Basta con la tradizione sinonimo di crudeltà
UNA SOCIETA’ si struttura anche sulla base di costumi e tradizioni. Sono parte fondamentale dei meccanismi che regolano il grado di coesione sociale. Costituiscono, cioè, le coordinate di quella che viene definita, spesso in modo un po’ troppo schematico, e per ciò fuorviante, cultura identitaria. Da questo punto di vista, il nostro Paese possiede tratti di originalità non facilmente rintracciabili altrove. Non c’è cantone di terra che non affondi radici nei secoli e nei millenni. Una ricchezza, non c’è dubbio. Però, alle tradizioni, bisogna saper guardare anche con occhio critico, senza nulla togliere al loro valore evocativo e rievocativo. Accade infatti che, qualche volta, le tradizioni si amplifichino in aspetti rituali che stridono con alcune sensibilità oggi rilevanti sul piano sociale e culturale.
E’ noto, per esempio, che in tanta parte del Paese il cavallo sia un elemento significativo nel modo di manifestarsi delle tradizioni. A volte è nella sua figura che si concentra il senso stesso della rappresentazione. Troppo spesso, però, è proprio lui a pagare il prezzo più alto.
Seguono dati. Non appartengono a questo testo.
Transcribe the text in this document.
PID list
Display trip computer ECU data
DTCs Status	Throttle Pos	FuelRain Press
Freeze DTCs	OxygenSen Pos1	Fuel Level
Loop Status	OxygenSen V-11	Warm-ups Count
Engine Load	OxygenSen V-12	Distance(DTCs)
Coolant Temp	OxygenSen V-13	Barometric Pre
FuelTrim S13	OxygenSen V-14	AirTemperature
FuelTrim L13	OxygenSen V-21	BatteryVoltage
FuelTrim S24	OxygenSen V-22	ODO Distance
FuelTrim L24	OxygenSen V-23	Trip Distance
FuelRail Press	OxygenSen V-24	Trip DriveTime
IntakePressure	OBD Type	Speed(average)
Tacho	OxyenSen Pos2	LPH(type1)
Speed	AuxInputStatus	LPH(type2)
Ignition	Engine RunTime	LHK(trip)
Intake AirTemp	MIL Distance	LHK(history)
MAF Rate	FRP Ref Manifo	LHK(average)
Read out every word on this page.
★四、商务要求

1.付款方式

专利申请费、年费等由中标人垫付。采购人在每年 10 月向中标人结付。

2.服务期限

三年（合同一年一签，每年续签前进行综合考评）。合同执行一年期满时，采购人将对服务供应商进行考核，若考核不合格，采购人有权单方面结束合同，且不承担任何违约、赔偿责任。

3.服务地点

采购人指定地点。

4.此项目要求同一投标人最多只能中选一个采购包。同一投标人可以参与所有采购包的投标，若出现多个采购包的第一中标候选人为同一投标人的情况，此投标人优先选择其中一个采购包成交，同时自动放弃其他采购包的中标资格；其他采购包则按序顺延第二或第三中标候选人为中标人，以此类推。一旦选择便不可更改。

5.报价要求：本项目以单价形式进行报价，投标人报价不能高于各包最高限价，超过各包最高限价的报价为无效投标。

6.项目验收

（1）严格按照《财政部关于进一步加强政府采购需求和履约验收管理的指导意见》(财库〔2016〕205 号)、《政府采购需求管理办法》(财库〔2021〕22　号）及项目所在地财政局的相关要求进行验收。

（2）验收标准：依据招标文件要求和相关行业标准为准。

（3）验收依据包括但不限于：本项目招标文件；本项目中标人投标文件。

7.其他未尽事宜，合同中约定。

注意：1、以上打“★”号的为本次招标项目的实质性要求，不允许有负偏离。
Sia che si schianti a tutta velocità su una curva troppo stretta, sia che rovini a terra su un fondo stradale non adatto, sia che venga sottoposto a prove proibitive, sia che venga sfiancato di fatica, resta il fatto che l’eventualità della sua morte, certo non voluta ma di sicuro non evitata, pare accettata come la riproposizione più fedele della ancestralità del rito.
E’ accaduto, accade e continuerà ad accadere se non cominciamo a porci il problema di che tradizioni siano quelle che, anche se per un giorno o qualche ora, ci risbattono nella tribalità di riti che incentrano il forte delle emozioni sulla possibilità di veder morire un essere vivente. In questo c’è qualcosa che suona come oggettivamente inaccettabile. Il problema, però, non si cancella con un colpo di spugna. Queste ritualità da martirio annunciato coinvolgono ancora tante persone. E, soprattutto là dove certe tradizioni sono talmente radicate da apparire del tutto indifferenti alla evoluzione dei tempi, il fenomeno investe intere comunità che traggono dal rito l’ancoraggio cui affidare l’immutabilità dei propri caratteri identitari.
Se questo è vero, allora è arrivato il momento di sottoporre a revisione etica certe manifestazioni della memoria collettiva, poco importa se laica o religiosa. Ovviamente non si tratta di sostituire uno schema di giudizio con un altro. Si tratta piuttosto di intraprendere percorsi che da una parte sappiano restituire all’immaginario la libertà di ritualizzare l’appartenenza alla eternità della storia e, dall’altra, recuperare quella semplice verità che racconta di come gli esseri umani possono stare nella storia solo appartenendo al proprio tempo. In fondo è solo questione di sapersi collocare nel mondo in cui si vive. Possibilmente non con la testa voltata all’indietro.